五月といえば、初夏である。日差しも強くなれば、気温も上がる。行楽にはまたとない季節の到来というわけだ。巷では輸出好調を反映して消費ブームが起きていた。評論家やマスコミは、それを〈神武景気〉と呼んだ。東通工もその機運に乗じ、トランジスタラジオの国内販売に踏みきる決意を固め、TR‐52型の生産を開始した。そんな矢先、現場から思いがけない報告がもたらされた。キャビネット前面に取り付けてある白いプラスチックの格子に異常が発生したという内容だった。
生産中のTR‐52型はその外観から「国連ビル」という愛称で呼ばれていた。異常が起きたという白い格子状のプラスチックの形状が、国連ビルによく似ていたためである。

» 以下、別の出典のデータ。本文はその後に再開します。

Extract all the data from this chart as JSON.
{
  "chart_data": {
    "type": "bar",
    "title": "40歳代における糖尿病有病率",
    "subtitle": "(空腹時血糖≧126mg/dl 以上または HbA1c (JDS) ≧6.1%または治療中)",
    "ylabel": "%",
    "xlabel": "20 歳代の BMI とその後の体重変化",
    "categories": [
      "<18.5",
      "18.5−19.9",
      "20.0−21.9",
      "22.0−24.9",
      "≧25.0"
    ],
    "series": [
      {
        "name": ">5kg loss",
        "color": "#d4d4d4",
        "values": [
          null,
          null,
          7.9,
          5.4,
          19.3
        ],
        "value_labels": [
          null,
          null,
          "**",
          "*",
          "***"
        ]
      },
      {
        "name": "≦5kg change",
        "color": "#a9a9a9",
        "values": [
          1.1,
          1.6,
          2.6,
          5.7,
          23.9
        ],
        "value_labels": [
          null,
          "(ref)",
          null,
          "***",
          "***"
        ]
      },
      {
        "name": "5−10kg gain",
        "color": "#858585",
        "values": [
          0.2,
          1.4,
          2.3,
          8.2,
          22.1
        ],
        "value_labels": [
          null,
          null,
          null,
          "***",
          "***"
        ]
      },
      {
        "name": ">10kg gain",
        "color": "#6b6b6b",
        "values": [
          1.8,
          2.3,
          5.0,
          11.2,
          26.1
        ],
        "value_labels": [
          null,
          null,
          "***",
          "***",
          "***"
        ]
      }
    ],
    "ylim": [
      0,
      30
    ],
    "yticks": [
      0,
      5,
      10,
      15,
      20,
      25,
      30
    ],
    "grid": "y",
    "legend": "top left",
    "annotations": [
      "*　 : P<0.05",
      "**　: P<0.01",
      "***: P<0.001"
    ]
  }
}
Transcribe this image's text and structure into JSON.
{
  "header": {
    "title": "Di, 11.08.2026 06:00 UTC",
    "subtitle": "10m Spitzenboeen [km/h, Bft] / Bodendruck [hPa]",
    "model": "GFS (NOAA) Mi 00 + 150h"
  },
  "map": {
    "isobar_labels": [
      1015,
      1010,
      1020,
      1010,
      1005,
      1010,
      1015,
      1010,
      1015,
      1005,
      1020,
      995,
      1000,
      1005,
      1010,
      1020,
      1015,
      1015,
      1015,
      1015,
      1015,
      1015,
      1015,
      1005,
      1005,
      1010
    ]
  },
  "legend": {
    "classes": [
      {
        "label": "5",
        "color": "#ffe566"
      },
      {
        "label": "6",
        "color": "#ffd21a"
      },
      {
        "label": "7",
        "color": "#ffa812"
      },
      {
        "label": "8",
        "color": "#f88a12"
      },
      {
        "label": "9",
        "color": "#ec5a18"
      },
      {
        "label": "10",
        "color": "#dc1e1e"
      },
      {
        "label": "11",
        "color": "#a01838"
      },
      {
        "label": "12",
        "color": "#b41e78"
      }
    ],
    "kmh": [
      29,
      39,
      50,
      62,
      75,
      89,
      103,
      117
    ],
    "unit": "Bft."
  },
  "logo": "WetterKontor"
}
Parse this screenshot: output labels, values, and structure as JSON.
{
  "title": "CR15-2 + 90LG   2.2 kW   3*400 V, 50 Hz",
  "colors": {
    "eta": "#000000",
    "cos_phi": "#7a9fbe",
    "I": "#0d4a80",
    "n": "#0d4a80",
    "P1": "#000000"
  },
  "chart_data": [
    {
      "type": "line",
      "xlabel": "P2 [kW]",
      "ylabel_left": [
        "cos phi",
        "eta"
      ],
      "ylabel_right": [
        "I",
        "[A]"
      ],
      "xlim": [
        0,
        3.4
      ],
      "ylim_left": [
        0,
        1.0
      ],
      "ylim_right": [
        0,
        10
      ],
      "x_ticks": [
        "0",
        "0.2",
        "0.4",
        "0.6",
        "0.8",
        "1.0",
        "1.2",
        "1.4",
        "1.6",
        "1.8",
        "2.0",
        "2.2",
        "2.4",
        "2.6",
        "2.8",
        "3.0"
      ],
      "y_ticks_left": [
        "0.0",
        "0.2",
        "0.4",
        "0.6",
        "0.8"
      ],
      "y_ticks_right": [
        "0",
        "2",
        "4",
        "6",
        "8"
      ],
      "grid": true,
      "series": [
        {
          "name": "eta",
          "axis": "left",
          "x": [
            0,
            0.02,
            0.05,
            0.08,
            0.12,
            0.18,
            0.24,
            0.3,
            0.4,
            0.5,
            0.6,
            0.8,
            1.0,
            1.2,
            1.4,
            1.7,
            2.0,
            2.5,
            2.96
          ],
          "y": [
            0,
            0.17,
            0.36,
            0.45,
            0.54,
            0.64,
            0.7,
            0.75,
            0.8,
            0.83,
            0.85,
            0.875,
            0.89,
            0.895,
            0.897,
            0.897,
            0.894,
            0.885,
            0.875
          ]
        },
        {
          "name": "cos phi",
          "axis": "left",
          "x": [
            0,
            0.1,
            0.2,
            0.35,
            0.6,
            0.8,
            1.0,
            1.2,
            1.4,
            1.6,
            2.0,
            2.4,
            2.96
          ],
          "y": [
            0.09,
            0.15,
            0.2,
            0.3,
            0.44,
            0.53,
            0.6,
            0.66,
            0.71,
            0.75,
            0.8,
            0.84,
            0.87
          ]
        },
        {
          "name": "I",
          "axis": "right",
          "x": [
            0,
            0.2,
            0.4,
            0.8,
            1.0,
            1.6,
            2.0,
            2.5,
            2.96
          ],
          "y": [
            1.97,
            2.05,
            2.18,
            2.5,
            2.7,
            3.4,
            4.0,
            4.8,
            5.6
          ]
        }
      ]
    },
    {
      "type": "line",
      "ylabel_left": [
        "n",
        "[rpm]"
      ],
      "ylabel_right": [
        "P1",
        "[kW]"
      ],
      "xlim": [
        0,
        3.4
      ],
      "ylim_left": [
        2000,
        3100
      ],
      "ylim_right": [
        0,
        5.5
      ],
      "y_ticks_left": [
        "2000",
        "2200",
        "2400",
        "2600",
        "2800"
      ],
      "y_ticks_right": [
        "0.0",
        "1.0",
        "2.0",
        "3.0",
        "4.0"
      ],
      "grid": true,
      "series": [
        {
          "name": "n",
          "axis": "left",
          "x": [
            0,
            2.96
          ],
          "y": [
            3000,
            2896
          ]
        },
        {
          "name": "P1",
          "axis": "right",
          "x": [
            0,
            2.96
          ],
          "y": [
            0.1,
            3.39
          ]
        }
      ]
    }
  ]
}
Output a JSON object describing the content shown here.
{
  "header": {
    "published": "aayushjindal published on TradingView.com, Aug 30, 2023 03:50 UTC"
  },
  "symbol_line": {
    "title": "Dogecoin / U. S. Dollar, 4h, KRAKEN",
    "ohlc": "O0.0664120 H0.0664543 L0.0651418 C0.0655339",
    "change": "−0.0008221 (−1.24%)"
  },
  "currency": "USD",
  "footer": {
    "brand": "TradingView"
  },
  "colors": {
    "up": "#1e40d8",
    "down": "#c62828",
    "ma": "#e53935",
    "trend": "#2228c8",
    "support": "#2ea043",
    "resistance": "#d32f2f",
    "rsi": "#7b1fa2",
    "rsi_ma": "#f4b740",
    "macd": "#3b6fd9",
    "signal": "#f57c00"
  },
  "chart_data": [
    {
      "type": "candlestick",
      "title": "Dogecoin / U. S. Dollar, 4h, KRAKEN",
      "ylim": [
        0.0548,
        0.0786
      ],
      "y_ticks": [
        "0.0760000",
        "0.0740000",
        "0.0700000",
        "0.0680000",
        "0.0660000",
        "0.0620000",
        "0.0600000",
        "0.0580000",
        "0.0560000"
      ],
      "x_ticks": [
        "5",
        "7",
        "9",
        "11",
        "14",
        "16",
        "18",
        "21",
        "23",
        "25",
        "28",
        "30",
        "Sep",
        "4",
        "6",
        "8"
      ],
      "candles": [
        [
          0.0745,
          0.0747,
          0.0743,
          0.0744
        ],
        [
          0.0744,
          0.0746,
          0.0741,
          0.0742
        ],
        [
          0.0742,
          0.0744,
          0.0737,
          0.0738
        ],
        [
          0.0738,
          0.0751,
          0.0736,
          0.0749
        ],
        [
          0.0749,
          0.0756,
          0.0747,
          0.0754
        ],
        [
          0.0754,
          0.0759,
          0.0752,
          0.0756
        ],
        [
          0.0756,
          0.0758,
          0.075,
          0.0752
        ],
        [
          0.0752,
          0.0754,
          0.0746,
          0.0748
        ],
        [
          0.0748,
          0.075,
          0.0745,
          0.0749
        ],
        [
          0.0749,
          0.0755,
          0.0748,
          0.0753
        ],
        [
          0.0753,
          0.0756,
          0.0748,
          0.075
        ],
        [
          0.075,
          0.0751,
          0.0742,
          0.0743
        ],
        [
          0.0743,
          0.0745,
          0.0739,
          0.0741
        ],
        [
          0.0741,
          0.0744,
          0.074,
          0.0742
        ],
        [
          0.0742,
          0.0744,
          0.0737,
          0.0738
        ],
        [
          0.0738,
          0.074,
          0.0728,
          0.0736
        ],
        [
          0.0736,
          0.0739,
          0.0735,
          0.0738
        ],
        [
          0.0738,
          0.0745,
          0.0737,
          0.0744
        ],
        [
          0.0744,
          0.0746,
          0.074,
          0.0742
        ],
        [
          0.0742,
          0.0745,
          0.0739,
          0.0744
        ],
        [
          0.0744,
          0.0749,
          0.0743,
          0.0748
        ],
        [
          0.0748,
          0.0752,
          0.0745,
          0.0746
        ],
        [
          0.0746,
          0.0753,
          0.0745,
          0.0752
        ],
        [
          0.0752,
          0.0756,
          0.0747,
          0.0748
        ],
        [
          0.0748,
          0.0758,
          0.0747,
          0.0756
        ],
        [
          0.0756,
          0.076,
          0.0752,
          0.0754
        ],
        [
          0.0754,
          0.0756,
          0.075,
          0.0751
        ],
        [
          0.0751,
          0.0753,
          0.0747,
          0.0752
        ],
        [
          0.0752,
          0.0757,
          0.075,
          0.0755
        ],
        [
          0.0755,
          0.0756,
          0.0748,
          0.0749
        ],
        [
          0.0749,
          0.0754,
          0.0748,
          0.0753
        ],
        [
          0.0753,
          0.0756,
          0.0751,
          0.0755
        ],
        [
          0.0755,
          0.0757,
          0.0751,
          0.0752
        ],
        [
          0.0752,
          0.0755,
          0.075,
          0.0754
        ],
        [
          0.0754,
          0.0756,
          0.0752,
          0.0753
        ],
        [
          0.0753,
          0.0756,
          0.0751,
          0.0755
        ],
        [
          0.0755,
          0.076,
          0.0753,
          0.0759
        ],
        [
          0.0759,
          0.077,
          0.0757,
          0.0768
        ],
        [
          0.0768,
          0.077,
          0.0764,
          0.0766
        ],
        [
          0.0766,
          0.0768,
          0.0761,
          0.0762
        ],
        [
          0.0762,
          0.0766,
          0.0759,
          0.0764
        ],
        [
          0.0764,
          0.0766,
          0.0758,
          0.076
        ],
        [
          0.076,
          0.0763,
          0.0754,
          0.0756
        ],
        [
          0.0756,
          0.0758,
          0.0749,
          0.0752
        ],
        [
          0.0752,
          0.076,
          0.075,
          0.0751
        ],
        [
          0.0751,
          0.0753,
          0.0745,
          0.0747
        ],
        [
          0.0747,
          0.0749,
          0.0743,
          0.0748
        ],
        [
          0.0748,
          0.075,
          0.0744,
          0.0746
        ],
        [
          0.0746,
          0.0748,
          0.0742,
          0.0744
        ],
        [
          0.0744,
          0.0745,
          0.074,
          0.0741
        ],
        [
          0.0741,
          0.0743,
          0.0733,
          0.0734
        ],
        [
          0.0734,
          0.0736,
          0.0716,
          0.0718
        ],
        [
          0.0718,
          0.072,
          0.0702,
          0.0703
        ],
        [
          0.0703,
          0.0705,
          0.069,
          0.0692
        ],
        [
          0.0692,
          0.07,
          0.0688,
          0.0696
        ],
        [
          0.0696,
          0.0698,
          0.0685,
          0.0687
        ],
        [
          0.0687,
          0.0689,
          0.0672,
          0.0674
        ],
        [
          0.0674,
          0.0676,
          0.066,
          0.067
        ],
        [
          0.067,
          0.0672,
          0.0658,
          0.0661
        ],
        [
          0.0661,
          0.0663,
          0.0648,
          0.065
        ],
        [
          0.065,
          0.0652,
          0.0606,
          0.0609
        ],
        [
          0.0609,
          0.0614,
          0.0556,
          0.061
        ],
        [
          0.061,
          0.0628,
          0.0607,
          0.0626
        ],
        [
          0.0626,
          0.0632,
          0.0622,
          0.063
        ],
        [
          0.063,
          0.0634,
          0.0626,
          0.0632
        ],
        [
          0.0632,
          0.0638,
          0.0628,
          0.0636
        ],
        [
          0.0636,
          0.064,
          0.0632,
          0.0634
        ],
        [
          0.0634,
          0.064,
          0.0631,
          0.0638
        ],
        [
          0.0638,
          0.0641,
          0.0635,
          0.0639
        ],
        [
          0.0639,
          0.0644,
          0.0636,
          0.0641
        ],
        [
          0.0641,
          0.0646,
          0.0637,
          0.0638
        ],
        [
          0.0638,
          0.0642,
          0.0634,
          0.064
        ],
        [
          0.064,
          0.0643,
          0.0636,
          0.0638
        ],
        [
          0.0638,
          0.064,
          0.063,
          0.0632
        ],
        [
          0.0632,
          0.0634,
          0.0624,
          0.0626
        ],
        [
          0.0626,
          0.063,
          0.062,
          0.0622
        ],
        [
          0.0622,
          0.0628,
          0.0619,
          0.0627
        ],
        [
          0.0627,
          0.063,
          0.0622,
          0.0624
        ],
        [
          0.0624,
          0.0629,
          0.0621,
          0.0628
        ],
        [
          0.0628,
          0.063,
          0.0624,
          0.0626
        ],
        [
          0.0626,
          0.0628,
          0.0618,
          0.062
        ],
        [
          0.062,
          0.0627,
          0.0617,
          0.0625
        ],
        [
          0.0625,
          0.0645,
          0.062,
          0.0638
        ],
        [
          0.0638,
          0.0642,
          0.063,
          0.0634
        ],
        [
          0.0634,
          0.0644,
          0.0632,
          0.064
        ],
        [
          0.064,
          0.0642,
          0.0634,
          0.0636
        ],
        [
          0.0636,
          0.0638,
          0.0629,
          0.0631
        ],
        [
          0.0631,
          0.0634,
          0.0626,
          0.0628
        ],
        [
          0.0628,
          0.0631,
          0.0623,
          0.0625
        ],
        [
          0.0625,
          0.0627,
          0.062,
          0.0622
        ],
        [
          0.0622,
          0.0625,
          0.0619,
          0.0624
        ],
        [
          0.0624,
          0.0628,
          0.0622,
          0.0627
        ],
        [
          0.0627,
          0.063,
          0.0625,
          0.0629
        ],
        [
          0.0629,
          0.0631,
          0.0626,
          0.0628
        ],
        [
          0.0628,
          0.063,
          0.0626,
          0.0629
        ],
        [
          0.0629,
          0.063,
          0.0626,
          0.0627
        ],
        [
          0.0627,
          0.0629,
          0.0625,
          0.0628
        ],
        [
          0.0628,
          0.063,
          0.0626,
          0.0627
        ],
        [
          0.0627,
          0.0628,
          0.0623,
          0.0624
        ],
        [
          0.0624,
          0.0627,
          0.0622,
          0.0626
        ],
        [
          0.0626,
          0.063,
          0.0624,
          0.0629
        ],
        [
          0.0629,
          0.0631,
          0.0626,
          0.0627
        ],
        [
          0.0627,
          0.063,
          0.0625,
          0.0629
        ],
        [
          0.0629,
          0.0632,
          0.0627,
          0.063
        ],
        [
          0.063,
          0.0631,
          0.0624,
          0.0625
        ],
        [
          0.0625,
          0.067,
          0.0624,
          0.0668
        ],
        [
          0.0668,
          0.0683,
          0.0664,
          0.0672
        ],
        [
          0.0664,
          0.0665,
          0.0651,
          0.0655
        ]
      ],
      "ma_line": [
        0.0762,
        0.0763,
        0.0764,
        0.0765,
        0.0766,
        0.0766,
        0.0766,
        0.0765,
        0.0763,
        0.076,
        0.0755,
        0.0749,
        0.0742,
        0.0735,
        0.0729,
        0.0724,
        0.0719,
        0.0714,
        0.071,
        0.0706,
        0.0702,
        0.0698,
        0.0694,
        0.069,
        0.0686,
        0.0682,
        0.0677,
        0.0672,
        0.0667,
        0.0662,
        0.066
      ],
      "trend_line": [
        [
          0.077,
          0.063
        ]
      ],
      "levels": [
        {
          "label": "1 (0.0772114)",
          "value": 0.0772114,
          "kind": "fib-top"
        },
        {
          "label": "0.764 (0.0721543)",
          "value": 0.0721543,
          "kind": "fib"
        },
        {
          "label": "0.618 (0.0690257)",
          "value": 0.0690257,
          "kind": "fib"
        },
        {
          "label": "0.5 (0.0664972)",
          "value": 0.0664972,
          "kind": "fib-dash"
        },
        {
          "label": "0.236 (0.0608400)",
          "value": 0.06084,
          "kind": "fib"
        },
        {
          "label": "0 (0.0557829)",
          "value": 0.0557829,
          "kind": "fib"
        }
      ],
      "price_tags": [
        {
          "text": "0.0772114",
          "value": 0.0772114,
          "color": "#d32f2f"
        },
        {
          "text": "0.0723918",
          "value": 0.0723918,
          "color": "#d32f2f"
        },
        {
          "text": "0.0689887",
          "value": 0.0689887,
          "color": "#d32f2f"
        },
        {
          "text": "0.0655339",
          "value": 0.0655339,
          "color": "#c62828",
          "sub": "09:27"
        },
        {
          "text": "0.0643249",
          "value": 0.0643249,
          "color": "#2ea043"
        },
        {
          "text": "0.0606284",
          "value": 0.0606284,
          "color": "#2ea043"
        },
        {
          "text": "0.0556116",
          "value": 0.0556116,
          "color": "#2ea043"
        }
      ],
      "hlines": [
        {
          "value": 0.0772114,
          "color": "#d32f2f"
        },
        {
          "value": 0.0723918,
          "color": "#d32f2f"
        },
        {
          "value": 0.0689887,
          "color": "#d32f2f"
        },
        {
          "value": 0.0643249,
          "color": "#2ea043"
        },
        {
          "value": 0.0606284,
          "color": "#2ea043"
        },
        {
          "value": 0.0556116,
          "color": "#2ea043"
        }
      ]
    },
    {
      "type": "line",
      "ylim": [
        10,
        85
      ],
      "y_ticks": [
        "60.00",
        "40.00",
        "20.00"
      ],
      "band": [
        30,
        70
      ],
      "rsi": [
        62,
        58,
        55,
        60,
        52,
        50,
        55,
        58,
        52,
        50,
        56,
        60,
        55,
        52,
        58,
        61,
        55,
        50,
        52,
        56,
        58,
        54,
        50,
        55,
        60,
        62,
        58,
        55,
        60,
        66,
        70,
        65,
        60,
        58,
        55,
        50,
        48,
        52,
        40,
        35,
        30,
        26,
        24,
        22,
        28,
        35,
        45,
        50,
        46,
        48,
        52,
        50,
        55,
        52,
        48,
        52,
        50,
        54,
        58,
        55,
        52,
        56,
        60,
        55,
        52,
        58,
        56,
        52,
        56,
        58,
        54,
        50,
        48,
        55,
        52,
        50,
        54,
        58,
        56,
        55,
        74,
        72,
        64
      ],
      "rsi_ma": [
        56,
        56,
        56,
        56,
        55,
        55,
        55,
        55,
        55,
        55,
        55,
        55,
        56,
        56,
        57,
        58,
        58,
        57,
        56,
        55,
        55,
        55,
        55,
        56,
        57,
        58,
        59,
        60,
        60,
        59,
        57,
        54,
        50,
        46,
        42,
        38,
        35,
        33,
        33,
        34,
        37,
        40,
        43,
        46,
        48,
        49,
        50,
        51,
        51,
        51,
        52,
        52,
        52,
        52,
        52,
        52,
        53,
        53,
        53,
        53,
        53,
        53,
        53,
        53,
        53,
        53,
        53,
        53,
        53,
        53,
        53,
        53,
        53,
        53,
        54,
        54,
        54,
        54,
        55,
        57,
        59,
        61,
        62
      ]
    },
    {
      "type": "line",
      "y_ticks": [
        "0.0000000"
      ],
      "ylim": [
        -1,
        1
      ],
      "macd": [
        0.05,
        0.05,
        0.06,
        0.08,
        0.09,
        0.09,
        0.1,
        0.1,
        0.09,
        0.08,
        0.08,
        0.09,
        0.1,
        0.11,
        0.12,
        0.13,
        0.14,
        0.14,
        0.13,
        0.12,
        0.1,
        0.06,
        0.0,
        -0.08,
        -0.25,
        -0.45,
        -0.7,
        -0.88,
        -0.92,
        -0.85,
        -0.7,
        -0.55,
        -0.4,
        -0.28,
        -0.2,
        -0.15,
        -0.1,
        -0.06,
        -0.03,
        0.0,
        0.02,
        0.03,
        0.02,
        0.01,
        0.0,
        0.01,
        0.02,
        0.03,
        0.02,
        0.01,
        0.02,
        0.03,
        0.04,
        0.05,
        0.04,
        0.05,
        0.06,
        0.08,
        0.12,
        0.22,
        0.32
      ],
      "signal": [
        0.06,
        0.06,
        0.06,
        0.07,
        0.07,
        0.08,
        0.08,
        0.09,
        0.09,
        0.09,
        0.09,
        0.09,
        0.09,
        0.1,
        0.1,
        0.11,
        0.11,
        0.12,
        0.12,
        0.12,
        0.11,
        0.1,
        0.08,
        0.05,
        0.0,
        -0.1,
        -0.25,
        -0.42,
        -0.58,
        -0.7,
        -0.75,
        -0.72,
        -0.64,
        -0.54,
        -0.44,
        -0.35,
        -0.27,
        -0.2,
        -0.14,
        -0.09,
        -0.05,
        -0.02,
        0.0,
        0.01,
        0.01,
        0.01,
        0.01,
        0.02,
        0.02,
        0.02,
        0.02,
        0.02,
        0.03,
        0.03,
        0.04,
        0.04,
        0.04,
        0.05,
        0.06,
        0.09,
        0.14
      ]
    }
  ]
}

その白いプラスチックの部分が枠から次第に浮き上がり、ひどいものはそっくり返っている。それも一台や二台でなく、これまで生産した百数十台のうち、半数近くが同じような現象を起こしていた。これには井深も顔色を変えた。もちろん、生産は全面的に中止。入念な原因調査をはじめた。その結果、プラスチックの材質そのものに問題があったことが判明した。
開発商品第一号になるはずだったTR‐52型は、その年の五月、東京・晴海の国際見本市に出品されただけで市販は見送られた。幻の一号機になったわけだ。この事件で東通工は逆に救われたのである。盛田が渡米したとき、ブローバ社の言い分をのんで受注していたら、アメリカ市場で大きなクレームが発生し、東通工は大打撃を受けていたはず。それを未然に防げたのも盛田の強気な商法のおかげであった。